Student Conduct Processes

1. Overview of the Student Conduct Process

The Division of Student Development is responsible for the implementation of the Student Code of Conduct. The University uses a graduated approach in responding to allegations of student misconduct with allegations being resolved through one of three conduct processes: 1) a Student Conduct Review; 2) a Student Conduct Conference; or 3) by the University Conduct Board. When less serious violations are alleged the matter may be resolved through a Student Conduct Review. In the case of more serious violations, or when a student has been held responsible for past misconduct, or when multiple violations are alleged, the matter may be resolved through a Conduct Conference. The most serious allegations of misconduct shall be referred to the University Conduct Board (UCB)

The determination as to which process will be utilized for the hearing and resolution of allegations of misconduct shall be made by the Director of the Office of Community Standards.

A range of conduct outcomes may be imposed if a student is found responsible for a violation of University policy. A determination of responsibility is based on a finding that the respondent more likely than not committed the act alleged.

During any Student Code of Conduct process, students will be provided with the following:

a. Notice of the allegation(s) being made

b. Notice of the date of hearing or other process

c. The opportunity to be heard

d. The opportunity to have an advisor of their choice present during any stage of the conduct proceedings

e. Notice of the outcome as permitted by FERPA and any other applicable privacy laws

f. The opportunity to have the outcome reviewed through the appropriate appeals process

During any conduct process, the involved party, or parties, are advised of the nature of the charge(s) and provided an opportunity to discuss the incident in an honest and respectful process.

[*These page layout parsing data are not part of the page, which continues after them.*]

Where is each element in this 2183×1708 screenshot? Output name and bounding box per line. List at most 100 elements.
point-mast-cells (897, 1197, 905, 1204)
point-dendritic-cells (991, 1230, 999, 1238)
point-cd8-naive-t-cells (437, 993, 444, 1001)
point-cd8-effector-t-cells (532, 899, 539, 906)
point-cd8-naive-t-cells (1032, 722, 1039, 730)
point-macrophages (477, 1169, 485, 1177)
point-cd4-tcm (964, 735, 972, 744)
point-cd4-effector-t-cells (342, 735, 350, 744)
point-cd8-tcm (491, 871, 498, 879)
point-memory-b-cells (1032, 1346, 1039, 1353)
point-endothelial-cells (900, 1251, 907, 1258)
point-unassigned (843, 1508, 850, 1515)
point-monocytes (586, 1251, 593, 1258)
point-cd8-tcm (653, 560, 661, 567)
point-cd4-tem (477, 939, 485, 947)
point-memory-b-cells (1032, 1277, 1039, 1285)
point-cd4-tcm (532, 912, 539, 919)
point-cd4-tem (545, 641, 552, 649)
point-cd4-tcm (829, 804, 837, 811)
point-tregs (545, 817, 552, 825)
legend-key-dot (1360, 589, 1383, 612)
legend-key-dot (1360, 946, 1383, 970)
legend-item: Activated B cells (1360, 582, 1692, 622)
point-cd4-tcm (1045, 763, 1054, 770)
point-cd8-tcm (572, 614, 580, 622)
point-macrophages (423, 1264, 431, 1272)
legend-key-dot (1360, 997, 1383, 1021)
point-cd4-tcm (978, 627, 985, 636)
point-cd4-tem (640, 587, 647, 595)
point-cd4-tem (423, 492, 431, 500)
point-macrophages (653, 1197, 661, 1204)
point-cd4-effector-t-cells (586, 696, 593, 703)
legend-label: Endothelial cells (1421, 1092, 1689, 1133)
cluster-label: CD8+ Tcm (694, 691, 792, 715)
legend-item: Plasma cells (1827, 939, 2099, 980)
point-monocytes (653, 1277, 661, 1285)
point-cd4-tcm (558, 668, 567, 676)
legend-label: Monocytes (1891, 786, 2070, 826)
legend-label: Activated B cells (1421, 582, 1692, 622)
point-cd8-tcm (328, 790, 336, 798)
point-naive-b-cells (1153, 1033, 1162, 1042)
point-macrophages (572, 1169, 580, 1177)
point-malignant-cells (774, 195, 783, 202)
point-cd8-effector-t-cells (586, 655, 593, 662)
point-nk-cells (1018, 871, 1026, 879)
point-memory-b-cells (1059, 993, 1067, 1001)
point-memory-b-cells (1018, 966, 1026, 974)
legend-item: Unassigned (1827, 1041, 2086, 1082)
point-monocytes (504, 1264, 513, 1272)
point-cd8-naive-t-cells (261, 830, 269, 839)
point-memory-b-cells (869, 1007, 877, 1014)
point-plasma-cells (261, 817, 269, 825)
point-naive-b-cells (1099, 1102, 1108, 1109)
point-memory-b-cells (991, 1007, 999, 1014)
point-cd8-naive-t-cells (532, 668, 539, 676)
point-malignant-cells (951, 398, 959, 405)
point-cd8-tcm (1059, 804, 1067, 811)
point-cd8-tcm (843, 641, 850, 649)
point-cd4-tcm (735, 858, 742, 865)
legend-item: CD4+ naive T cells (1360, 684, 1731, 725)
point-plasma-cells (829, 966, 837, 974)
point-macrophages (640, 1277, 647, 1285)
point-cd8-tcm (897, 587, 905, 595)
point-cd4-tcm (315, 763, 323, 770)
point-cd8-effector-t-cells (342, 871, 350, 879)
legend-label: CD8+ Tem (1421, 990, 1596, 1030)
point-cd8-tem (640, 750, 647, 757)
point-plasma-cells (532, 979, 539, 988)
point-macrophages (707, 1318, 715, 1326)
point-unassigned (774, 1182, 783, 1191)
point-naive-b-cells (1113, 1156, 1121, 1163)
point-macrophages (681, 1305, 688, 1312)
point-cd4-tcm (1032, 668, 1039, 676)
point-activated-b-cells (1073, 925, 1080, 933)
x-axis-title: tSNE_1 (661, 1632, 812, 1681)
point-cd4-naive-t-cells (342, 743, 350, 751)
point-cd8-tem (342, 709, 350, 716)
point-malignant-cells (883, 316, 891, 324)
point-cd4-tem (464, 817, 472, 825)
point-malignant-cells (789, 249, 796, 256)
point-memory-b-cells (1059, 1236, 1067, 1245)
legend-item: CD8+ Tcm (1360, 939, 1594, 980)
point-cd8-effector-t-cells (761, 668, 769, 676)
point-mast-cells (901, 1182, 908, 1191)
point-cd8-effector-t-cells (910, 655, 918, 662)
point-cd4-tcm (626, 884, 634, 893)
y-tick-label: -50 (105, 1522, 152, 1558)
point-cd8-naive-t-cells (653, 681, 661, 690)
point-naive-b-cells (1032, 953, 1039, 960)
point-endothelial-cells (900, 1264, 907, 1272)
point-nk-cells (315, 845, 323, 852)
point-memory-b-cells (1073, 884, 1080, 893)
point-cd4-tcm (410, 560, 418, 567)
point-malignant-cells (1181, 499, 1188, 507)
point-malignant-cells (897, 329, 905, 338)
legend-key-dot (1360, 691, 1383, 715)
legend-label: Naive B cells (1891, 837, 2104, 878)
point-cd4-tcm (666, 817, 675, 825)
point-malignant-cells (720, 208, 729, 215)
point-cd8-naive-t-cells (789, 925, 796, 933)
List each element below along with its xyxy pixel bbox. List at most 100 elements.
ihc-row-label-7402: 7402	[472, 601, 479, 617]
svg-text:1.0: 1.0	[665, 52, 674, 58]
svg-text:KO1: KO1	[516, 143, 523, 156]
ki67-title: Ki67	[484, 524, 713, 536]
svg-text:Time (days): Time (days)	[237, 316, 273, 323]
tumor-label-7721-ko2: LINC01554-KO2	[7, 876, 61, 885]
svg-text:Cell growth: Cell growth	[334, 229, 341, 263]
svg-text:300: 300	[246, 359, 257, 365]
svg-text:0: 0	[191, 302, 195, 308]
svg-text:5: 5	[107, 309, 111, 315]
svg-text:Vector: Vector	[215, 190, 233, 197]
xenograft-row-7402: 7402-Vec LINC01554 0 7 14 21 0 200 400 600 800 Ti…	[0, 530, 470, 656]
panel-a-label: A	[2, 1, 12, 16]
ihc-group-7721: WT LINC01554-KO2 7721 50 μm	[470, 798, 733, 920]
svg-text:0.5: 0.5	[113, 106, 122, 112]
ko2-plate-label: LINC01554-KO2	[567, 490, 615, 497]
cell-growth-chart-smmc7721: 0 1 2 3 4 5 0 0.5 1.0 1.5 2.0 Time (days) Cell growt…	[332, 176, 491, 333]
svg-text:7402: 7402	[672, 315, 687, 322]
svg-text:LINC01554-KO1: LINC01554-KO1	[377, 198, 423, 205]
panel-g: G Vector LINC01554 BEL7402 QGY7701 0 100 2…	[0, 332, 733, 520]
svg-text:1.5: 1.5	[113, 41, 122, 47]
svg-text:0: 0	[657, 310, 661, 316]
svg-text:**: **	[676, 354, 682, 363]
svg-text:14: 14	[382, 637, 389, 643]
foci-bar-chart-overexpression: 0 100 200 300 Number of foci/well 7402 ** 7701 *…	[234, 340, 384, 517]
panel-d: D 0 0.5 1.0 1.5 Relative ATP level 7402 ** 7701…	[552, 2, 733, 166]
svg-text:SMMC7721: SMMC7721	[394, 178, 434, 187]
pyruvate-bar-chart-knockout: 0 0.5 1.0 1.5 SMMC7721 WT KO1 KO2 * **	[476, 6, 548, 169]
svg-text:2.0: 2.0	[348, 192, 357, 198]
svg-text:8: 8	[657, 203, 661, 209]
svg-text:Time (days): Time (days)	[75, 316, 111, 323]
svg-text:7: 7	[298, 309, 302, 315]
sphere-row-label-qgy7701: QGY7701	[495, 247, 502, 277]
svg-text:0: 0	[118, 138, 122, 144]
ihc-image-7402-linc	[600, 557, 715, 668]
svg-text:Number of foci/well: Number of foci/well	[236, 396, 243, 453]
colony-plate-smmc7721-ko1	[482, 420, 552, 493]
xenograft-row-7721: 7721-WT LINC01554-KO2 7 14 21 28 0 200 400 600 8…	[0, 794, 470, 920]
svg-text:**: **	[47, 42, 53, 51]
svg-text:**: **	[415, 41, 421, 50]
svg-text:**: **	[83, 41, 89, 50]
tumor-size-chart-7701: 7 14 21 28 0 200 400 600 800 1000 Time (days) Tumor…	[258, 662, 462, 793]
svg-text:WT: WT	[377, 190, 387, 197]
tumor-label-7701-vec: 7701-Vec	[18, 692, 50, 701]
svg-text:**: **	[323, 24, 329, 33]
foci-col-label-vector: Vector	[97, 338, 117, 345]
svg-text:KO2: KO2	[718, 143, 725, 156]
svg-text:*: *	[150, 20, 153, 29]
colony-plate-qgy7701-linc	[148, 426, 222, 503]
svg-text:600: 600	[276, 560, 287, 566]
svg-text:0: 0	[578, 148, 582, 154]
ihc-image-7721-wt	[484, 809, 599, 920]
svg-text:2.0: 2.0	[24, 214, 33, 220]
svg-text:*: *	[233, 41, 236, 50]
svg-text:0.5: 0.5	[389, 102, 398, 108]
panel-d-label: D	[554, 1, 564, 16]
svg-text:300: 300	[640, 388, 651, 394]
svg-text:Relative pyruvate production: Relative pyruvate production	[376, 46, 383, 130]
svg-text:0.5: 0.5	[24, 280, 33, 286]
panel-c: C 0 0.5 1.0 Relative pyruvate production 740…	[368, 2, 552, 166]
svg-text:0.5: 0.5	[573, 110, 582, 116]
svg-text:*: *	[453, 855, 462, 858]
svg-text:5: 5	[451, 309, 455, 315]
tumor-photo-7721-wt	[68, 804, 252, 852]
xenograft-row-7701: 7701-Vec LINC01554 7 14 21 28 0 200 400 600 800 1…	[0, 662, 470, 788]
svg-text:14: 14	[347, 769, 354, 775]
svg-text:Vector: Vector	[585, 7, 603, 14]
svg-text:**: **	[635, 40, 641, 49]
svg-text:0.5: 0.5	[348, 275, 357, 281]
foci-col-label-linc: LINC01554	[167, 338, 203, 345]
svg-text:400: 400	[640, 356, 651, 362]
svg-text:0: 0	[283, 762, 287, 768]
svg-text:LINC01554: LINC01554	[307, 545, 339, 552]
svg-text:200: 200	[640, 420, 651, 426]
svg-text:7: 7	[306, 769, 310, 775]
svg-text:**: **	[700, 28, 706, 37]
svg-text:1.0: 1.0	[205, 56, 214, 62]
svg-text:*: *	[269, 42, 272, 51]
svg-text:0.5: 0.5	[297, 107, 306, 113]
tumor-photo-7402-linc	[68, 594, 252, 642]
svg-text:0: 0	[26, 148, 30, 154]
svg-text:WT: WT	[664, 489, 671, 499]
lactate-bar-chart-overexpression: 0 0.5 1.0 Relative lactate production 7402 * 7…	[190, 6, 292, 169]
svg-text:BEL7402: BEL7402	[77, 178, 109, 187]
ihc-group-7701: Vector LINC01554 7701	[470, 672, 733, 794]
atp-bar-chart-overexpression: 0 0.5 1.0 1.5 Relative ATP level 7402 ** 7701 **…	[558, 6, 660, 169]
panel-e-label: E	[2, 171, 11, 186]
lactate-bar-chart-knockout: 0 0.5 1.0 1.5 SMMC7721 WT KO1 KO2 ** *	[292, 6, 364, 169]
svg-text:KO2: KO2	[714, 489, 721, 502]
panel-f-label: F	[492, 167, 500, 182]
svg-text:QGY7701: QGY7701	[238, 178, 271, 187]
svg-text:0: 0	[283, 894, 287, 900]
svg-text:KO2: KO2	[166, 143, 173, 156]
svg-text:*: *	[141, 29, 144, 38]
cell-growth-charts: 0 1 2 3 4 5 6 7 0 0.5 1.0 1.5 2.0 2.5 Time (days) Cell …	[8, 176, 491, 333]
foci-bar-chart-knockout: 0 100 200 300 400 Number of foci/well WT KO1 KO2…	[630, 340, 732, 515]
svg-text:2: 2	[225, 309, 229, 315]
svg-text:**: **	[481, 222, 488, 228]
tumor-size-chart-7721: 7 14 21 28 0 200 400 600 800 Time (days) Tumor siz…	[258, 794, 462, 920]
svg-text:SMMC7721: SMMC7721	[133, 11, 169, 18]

Each party has the opportunity to provide any relevant information in support of their position. Conduct officer(s) will use all of the information available, including information provided during the conduct process, to arrive at a finding of responsible or not responsible for alleged violations of the Student Code of Conduct. The University uses a preponderance of evidence standard, also known as “more likely than not,” for determining a finding of responsibility. If the information presented indicates alleged misconduct other than that charged has occurred, the conduct officer(s) may determine a finding of responsibility for that alleged misconduct.

A range of conduct outcomes may be assigned if a student is found responsible for a violation of University policy and a notice of findings and conduct outcomes shall be provided in writing to students found responsible for policy violations. The results of conduct processes are documented and this record may be used to establish a student’s conduct history at the University. 

In the event that a student does participate in a conduct proceeding, the conduct officer(s), in the exercise of their discretion, may adjudicate the matter in the absence of such student.

If the conduct officer(s) administering a conduct process receives information that suggests another conduct process would be a more appropriate setting, or receives information that suggests an alleged incident involving a violation of the University’s Harassment and Discrimination Policy, the conduct officer(s) will stop the meeting. The DOCS will:

a. Schedule the appropriate conduct process, or

b. Consult with the University's Title IX Coordinator to initiate the review and resolution procedures listed in the University's Harassment and Discrimination Policy. 

The University reserves the right to make any exceptions to written disciplinary procedures if deemed necessary. 

2. Initial Review

Upon receipt of a complaint against a student, or a report of alleged misconduct, the DOCS may:

a. Refer the complaint for further investigation, and/or

b. Determine that no further action is warranted, or

c. Bring a formal charge under this Student Code of Conduct.

A formal charge is warranted when the DOCS, determines that the circumstances alleged in the complaint are sufficient to create a reasonable belief that a violation has occurred and that conduct action is appropriate.

If the DOCS determines that a formal charge is warranted, the DOCS will notify the student who will be provided the opportunity to respond pursuant to one of the Student Conduct Resolution Processes detailed below. The DOCS will determine in their sole discretion by what process the charge(s) will be resolved.

NOTE: In matters covered under the University’s Harassment and Discrimination Policy, the DOCS will consult with the Title IX Coordinator and the Review and Investigation procedures contained in that policy will supersede this section.

3. Student Conduct Process Descriptions

a. Conduct Review process

b. Conduct Conference process

c. University Conduct Board process

4. Alternative Resolution Process

Following receipt of a complaint or report, the Office of Community Standards may propose resolving allegations against a respondent through an Alternative Resolution Process. Examples of Alternative Resolution Processes include mediation, facilitated dialogue, conflict coaching, and restorative justice. Participation in an Alternative Resolution Processes must be mutually agreed upon and voluntary for all parties and may or may not result in agreement or resolution.

If resolution is reached through an Alternative Resolution Process, the situation is considered resolved. Agreements are binding and not subject to appeal. Failure to abide by the agreement may result in disciplinary action.

If resolution is not achieved, allegations against the respondent will be resolved through one of the conduct processes listed in the Student Code of Conduct. 

The nature of some conflicts, including those involving violence or sexual misconduct, are not appropriate or permitted through Alternative Resolution Processes. The use of Alternative Resolution Processes as an appropriate method of resolution is at the discretion of the Office of Community Standards, based on the facts and circumstances of the case.